Начинается с превосходной картины зимнего дня. Отец семейства возвращается с работы. Хорошо описан дом, добрая хозяйка у пылающего очага, простой ужин. Но где-то дальше меняется голос поэта, слышатся несвойственные ему сентиментально-слезливые нотки. Что это за стыдливо-краснеющая Дженни, «цвет их семьи»? Откуда эта высокопарность?
В конце несколько патриотических нот, которые наверняка приведут в восторг всех шотландских националистов. Доктор Макензи не сочувствует этим салонным якобитам, которые думают только о том, кого посадить на трон, но отнюдь не о том, как вырвать Шотландию из вековой нищеты. Его эти строки не трогают:
«Нет, — думает доктор Макензи, — этот «Субботний вечер поселянина» не похож на все стихи Бернса». Да, конечно, в нем есть превосходные строфы, мастерские описания.

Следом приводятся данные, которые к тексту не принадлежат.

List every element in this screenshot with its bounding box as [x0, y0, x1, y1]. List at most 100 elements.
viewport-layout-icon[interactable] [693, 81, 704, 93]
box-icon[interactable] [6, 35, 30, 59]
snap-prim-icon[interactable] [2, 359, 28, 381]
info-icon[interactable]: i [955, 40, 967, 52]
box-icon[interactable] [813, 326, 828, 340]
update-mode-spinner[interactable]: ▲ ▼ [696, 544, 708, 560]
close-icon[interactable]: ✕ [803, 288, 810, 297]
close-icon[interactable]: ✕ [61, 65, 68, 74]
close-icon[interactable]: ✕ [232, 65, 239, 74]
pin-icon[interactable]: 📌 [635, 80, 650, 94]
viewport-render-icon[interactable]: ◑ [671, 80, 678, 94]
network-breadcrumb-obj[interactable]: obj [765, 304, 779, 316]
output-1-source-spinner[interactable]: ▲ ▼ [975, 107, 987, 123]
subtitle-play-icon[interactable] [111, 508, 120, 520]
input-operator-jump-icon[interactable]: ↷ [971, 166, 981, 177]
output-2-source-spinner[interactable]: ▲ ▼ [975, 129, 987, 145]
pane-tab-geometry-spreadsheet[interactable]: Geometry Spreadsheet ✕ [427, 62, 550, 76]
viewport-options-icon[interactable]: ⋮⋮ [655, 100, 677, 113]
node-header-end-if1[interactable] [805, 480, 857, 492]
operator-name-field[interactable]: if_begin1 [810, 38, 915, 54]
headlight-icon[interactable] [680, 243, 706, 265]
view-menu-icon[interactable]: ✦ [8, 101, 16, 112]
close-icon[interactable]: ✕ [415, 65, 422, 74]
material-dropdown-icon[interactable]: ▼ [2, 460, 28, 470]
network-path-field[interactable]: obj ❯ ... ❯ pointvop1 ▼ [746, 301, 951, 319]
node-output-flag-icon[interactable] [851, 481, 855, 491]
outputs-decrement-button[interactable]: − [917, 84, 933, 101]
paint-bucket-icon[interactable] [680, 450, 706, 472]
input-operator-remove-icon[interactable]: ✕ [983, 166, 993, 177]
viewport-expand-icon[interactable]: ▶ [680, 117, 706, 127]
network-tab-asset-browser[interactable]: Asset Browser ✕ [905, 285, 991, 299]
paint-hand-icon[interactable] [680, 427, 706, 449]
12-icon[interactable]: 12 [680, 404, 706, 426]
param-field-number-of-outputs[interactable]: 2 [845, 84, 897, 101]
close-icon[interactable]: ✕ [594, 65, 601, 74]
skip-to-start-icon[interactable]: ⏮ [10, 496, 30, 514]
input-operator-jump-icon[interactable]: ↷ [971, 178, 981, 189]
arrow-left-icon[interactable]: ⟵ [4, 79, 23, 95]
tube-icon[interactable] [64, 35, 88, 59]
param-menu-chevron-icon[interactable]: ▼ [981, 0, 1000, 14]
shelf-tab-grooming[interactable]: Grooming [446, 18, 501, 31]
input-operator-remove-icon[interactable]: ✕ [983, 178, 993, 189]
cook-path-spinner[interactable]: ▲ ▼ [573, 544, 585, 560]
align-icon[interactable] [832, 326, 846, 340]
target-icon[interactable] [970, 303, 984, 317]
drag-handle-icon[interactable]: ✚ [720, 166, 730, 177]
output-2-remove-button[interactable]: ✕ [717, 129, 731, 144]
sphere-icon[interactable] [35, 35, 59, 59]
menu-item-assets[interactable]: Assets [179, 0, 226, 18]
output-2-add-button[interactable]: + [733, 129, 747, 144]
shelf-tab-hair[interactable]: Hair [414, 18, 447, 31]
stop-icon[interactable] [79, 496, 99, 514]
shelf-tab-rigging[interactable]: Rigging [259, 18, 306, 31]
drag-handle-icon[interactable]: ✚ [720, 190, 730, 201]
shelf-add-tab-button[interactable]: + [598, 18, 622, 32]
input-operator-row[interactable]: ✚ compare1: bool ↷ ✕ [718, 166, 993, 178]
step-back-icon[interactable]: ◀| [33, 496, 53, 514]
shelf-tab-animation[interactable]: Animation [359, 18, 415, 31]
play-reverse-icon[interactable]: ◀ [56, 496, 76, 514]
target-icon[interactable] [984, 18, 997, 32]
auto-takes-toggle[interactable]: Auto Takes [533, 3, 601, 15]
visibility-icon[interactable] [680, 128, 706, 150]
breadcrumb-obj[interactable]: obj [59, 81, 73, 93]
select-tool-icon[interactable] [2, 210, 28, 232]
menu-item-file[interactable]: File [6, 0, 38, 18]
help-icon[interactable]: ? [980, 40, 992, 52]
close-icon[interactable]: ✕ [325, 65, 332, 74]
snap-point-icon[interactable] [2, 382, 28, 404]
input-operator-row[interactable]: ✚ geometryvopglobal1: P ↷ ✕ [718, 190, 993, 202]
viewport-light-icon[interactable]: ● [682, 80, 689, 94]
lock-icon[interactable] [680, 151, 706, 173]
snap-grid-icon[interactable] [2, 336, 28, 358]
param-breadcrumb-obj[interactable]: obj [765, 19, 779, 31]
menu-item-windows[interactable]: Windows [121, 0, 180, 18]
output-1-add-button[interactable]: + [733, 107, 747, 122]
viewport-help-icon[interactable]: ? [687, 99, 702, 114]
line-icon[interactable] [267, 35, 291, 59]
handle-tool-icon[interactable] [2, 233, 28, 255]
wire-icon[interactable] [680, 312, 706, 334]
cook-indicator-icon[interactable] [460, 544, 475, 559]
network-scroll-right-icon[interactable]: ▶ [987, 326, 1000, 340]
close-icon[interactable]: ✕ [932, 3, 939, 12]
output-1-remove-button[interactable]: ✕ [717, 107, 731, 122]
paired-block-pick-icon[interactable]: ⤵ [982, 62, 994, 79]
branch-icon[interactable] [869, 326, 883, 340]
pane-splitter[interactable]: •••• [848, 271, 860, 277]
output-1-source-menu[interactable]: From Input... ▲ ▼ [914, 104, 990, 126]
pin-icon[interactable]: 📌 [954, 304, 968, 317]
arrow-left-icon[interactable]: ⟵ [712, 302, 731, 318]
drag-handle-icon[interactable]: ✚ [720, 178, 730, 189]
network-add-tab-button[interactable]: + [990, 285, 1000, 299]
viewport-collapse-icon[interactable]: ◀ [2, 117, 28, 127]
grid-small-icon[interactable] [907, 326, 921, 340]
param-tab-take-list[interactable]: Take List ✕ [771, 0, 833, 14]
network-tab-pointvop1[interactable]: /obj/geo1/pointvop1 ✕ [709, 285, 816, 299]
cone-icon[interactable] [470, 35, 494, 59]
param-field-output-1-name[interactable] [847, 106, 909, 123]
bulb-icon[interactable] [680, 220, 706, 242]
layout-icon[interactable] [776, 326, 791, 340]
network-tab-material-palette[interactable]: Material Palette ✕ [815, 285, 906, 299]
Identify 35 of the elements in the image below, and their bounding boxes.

Но в этих стихах нет той безудержной, безоговорочной правдивости, той искренности и прямоты, которую так любит доктор Макензи в строптивом, гордом, честном Роберте. Нет, он не лицемерит, описывая благополучно-патриархальный вечер благополучными, очень гладкими стихами. Должно быть, когда он писал эти стихи, ему действительно мерещилось, что толстый чумазый малыш на коленях у матери — «лепечущее дитя», как назвал он его в этих возвышенных стихах, и что гурман и сибарит, толстый «оратор Боб» — мистер Эйкен — «был бы счастливее в хижине», чем в своем уютном, нарядном доме, как написано в посвящении. «Но это уже из области поэтических вольностей!» — думает Макензи.

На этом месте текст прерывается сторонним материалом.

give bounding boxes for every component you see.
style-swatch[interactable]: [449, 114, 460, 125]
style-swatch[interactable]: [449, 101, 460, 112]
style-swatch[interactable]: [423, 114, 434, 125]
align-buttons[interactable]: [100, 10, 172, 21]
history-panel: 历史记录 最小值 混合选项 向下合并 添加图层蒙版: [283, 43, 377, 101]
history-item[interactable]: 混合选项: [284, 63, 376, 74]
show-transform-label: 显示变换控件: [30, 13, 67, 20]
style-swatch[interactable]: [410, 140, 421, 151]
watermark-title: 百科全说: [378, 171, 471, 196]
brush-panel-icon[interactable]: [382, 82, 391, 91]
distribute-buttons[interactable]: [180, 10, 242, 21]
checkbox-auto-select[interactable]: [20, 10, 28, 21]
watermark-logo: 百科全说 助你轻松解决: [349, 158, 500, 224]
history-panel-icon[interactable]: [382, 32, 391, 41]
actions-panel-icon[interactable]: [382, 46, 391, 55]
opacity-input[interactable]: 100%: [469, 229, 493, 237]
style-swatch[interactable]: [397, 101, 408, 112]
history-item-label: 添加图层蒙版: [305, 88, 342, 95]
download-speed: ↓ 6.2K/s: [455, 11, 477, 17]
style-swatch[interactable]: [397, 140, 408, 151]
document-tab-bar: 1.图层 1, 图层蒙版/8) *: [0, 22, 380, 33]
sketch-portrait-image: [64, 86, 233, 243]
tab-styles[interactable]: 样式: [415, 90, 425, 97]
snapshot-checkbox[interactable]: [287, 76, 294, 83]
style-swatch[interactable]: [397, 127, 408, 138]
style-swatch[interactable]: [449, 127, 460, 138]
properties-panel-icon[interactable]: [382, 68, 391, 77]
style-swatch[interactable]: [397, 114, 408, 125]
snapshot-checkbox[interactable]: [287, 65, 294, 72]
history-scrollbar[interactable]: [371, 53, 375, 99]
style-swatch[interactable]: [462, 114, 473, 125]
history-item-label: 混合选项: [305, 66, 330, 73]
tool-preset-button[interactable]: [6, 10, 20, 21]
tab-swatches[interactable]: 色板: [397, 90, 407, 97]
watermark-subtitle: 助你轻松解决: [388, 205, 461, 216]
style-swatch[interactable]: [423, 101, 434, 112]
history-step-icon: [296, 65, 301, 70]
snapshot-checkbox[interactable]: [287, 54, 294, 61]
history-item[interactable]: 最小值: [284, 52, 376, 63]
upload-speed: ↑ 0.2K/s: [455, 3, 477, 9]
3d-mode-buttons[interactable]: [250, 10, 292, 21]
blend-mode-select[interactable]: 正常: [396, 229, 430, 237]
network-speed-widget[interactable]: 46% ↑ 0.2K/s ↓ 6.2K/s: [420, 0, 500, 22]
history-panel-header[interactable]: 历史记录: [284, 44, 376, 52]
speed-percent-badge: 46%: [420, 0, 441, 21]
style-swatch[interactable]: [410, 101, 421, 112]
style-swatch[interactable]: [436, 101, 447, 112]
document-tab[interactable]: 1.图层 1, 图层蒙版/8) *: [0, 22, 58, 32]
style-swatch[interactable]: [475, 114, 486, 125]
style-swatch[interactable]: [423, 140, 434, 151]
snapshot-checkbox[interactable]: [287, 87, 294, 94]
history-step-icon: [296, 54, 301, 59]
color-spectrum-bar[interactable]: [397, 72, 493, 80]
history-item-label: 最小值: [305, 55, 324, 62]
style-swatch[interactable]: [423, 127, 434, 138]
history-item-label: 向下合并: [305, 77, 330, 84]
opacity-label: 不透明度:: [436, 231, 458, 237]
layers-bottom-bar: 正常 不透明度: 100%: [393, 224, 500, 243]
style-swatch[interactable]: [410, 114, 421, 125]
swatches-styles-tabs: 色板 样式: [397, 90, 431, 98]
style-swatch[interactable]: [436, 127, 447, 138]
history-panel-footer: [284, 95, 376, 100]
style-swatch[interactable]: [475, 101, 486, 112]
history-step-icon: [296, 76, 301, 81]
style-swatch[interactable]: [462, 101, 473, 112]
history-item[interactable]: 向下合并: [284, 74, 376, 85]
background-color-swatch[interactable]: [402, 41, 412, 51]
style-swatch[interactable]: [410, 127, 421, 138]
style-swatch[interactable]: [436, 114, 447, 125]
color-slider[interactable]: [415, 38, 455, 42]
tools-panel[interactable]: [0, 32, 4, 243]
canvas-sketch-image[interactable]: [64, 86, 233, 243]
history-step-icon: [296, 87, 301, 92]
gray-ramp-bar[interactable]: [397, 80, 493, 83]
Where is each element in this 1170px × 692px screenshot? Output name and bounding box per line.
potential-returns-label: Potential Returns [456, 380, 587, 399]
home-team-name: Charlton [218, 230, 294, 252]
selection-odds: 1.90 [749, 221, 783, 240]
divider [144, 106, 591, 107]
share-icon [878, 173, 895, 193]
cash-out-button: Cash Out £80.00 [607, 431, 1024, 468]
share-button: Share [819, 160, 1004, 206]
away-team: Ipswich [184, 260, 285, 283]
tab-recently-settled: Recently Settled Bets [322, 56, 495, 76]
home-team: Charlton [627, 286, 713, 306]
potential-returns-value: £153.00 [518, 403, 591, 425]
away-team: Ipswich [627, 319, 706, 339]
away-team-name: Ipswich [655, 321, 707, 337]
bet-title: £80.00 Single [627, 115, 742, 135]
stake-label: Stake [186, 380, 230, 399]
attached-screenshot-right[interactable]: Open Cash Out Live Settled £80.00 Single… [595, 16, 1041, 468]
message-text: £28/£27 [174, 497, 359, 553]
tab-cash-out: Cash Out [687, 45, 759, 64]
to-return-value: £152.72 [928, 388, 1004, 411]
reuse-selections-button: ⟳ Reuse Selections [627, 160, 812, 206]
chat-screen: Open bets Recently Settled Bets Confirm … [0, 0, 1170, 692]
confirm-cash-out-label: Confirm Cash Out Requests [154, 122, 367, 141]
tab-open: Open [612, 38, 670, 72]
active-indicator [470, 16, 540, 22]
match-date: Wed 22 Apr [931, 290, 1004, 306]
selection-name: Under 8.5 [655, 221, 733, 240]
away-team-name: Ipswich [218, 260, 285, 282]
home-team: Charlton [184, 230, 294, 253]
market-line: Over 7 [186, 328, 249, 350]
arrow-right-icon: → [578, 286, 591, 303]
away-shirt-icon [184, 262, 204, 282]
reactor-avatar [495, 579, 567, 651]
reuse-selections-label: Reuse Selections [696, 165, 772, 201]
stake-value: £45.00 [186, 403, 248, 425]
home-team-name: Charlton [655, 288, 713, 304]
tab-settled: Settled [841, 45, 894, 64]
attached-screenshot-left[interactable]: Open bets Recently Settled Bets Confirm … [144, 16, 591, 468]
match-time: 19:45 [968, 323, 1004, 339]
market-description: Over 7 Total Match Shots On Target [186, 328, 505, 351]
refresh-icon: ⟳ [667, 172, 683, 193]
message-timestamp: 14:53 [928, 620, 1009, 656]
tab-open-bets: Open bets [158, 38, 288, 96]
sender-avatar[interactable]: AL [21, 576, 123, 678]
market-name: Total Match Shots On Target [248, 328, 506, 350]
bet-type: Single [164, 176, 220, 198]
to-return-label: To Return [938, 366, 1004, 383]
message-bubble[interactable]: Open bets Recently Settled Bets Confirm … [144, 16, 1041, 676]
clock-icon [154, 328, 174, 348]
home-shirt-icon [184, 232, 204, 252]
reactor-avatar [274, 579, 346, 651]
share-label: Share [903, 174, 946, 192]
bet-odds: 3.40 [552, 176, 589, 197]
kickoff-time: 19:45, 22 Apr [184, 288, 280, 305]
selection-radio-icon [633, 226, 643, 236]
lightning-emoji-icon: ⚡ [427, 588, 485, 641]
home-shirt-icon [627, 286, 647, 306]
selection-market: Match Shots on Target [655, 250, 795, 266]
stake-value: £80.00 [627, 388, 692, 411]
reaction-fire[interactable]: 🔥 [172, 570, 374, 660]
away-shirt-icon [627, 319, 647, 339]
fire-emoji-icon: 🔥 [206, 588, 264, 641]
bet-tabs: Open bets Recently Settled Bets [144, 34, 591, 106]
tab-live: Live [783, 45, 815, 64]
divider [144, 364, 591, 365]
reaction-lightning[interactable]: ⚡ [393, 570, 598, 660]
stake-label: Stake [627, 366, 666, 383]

И как не похожа на эти стихи вторая поэма — «Две собаки»! Тут Роберт снова не только веселый, отчаянный, бесшабашный остряк и насмешник, который хлещет по щекам чванных, тупых и разжиревших богачей, их глупых сплетниц-жен, их продажных представителей в парламенте. Тут он рабочий человек, труженик, который требует уважения к себе, к своему труду, к своей неприхотливой, часто тяжелой жизни, где все же есть свои радости, свои светлые минуты. Как будто он отшвырнул крахмальное жабо, натиравшее ему шею, сбросил тесный праздничный сюртук, в который его нарядили доброжелательные друзья, и, расправив плечи, во весь голос запел на языке своего детства, не стесняясь, не чинясь, иногда горланя так, что слышно даже в парламенте, иногда стихая в доброй ласковой усмешке.
Как хорошо разговаривают две собаки — Цезарь, породистый важный пес из господского замка, и Люат — шотландская овчарка, чей хозяин — «резвый малый, чудак, рифмач, затейник шалый...».